Since last we met, I went into the hospital, a place I'd never stayed overnight. I was there for two weeks for major surgery.
Everything about a hospital that you've heard is true. You don't want to go in — ever.
In the hospital you learn that modest went out long ago. The flimsy gowns. The cold floors. The waking up at 3 in the morning for a sleeping pill. The succumbing to incontinence.
You find out what it's like to lie in your own urine and call for answers. You're manhandled by large people who throw you around like a hacky sack.
Also, I find my nemesis, Al, follows me everywhere. Al, you may recall, is the name I gave to the face of Alzheimer's. Al heretofore was known as that little slimy rat bastard. But I'm not giving in to him.
Oh, yes, walkers. The last hurdle. You start out as a baby crawling and then walking, however unsteady, then running.
And you take all that for granted until you break something or until parts start to break off. You have to slow your gait down, give in however grudgingly, until you reach the point where you can go no farther.
Now you have to have help. A wheelchair maybe, or a walker. I resisted, resisted, resisted. Finally it occurred to me that this walker was not such a bad idea after all.
It gets you into places you wouldn't ordinarily get into. In assisted living and retirement communities, there are flotillas of walkers.
When it's dinner time it looks like the Oklahoma land rush. For that 4:30 p.m. meal, a lot of people with blue hair and no hair jockey for position. And don't be deceived by slightly shriveled-up women who look helpless and oh-so-sweet. They have sharp elbows.
The bane of my existence now is a matter of balance. Equilibrium. You go to reach for something, and you miss it by a lot.
Compounding that are the tremors. Miniature earthquakes. Or as my great-grandson says, "Pop-pop has the shakes."
Equilibrium plus shakes equals a lot of "Cleanup in Aisle 3, please." Also, even though there are no steps where you live now, you see them in your imagination.
Then there is the matter of something that used to take no time at all: getting dressed and undressed.
You lose this battle grudgingly an inch at a time, and you come to have almost total dependency. Fortunately I'm surrounded by a strong support group.
So I learned that it's not so bad being helped. On a good day I can wrestle into a shirt and pants and a sweater, and it takes only about 15 minutes.
All I need to hear is Al cackling to strengthen my resolve, and I swear in the background I can hear Ethel urging me on, on, on.
This is what Al has taken from me. When I try to read something, I have to go back and reread it two or three more times.

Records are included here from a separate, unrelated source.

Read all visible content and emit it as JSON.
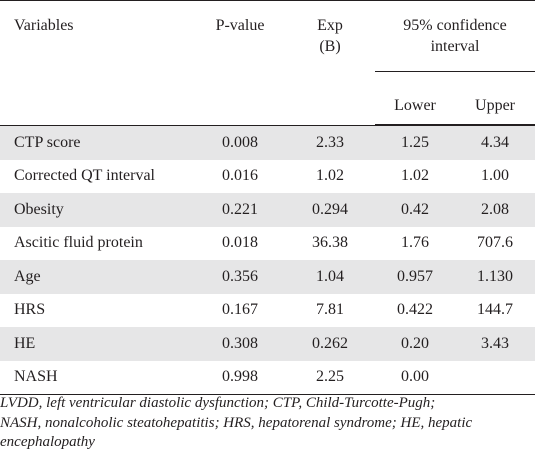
{
  "table": {
    "headers": {
      "variables": "Variables",
      "p_value": "P-value",
      "exp_b_line1": "Exp",
      "exp_b_line2": "(B)",
      "ci_line1": "95% confidence",
      "ci_line2": "interval",
      "lower": "Lower",
      "upper": "Upper"
    },
    "rows": [
      {
        "variable": "CTP score",
        "p_value": "0.008",
        "exp_b": "2.33",
        "lower": "1.25",
        "upper": "4.34"
      },
      {
        "variable": "Corrected QT interval",
        "p_value": "0.016",
        "exp_b": "1.02",
        "lower": "1.02",
        "upper": "1.00"
      },
      {
        "variable": "Obesity",
        "p_value": "0.221",
        "exp_b": "0.294",
        "lower": "0.42",
        "upper": "2.08"
      },
      {
        "variable": "Ascitic fluid protein",
        "p_value": "0.018",
        "exp_b": "36.38",
        "lower": "1.76",
        "upper": "707.6"
      },
      {
        "variable": "Age",
        "p_value": "0.356",
        "exp_b": "1.04",
        "lower": "0.957",
        "upper": "1.130"
      },
      {
        "variable": "HRS",
        "p_value": "0.167",
        "exp_b": "7.81",
        "lower": "0.422",
        "upper": "144.7"
      },
      {
        "variable": "HE",
        "p_value": "0.308",
        "exp_b": "0.262",
        "lower": "0.20",
        "upper": "3.43"
      },
      {
        "variable": "NASH",
        "p_value": "0.998",
        "exp_b": "2.25",
        "lower": "0.00",
        "upper": ""
      }
    ]
  },
  "footnote": {
    "line1": "LVDD, left ventricular diastolic dysfunction; CTP, Child-Turcotte-Pugh;",
    "line2": "NASH, nonalcoholic steatohepatitis; HRS, hepatorenal syndrome; HE, hepatic",
    "line3": "encephalopathy"
  },
  "colors": {
    "shade": "#e6e6e7",
    "text": "#231f20"
  }
}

I am no longer able to write. I used to have cursive handwriting that I was vain about. Now it looks like something out of the Dead Sea Scrolls.
Simple acts have become frustrating. Reading a newspaper befuddles me.
One thing you learn about here is dying. No one shies away from that. They've made their peace with this, so let's get on with it.
And the roll call changes fast. One day you wake up, and there is an empty chair. But there is frank discussion here about death. And on occasions, you get a laugh out of it. I found it helps to have a sense of humor.
Initially, I thought this was grim. But the people I'm with now, well, they resist, persist, and don't ever give up.